= George Vakalo =

George Vakalo (Γιώργος Βακαλό (Βακαλόπουλος); 1902 – 2 October 1991) was a 20th-century Greek visual artist, renowned for his contributions to scenography and painting.

== Biography ==
Born in Constantinople in 1902, his real surname was Vakalopoulos. Vakalo received his initial artistic training in Constantinople under Lysandros Prasinos, who taught him painting and miniature art. In 1922, he moved to Paris to study decorative arts at the École des Arts Decoratifs and at the Academies Grand Chaumière and Julian, completing his studies in 1928. Influenced by surrealism, he also studied scenography at the Theatre de l’Atelier under Charles Dullin and apprenticed with scenographer Ladislas Medgyes. Additionally, he worked as a scenographer at the Globe Theatre in London. During the German invasion in 1940, Vakalo was forced to relocate to Greece, where he continued his work in scenography and costume design with local theaters.

In 1944, Vakalo married the poet and art critic Eleni Vakalo.
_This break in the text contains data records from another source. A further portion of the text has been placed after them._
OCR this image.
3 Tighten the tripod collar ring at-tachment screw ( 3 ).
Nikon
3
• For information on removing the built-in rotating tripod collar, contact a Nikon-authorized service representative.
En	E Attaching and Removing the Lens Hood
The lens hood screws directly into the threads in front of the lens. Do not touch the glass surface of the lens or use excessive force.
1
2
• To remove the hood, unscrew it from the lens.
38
Towards the end of 1949, he co-founded the artistic group "Stathmi". In 1957, along with Panayiotis Tetsis, Frantzes Frantziskakis, and his wife Eleni, he established the Vakalo School, Greece's first school of decorative arts. He also participated in significant painting exhibitions in Greece and abroad and held several solo exhibitions. He worked as a scenographer and costume designer for major Greek organizations like the Greek National Opera (for about 40 years), the National Theatre of Greece and the National Theatre of Northern Greece. Vakalo was a member of the Chamber of Fine Arts of Greece (EETE).

In 1953, the French government awarded him the Knight of the Legion of Honor. He continued to teach at the Vakalo School until 1978.

Vakalo died at the age of 89 and was buried in the Second Cemetery in Patisia.

== Artistic Style and Work ==
Vakalo's painting style is characterized by a unique personal hyperrealism, where line and color play primary roles, often in soft tones, and a strong decorative inclination is evident. Despite his involvement with the group "Stathmi" in 1949, he maintained a distance from the neorealist movement within the group, staying true to the interwar abstract tendencies he had encountered during his apprenticeship in France.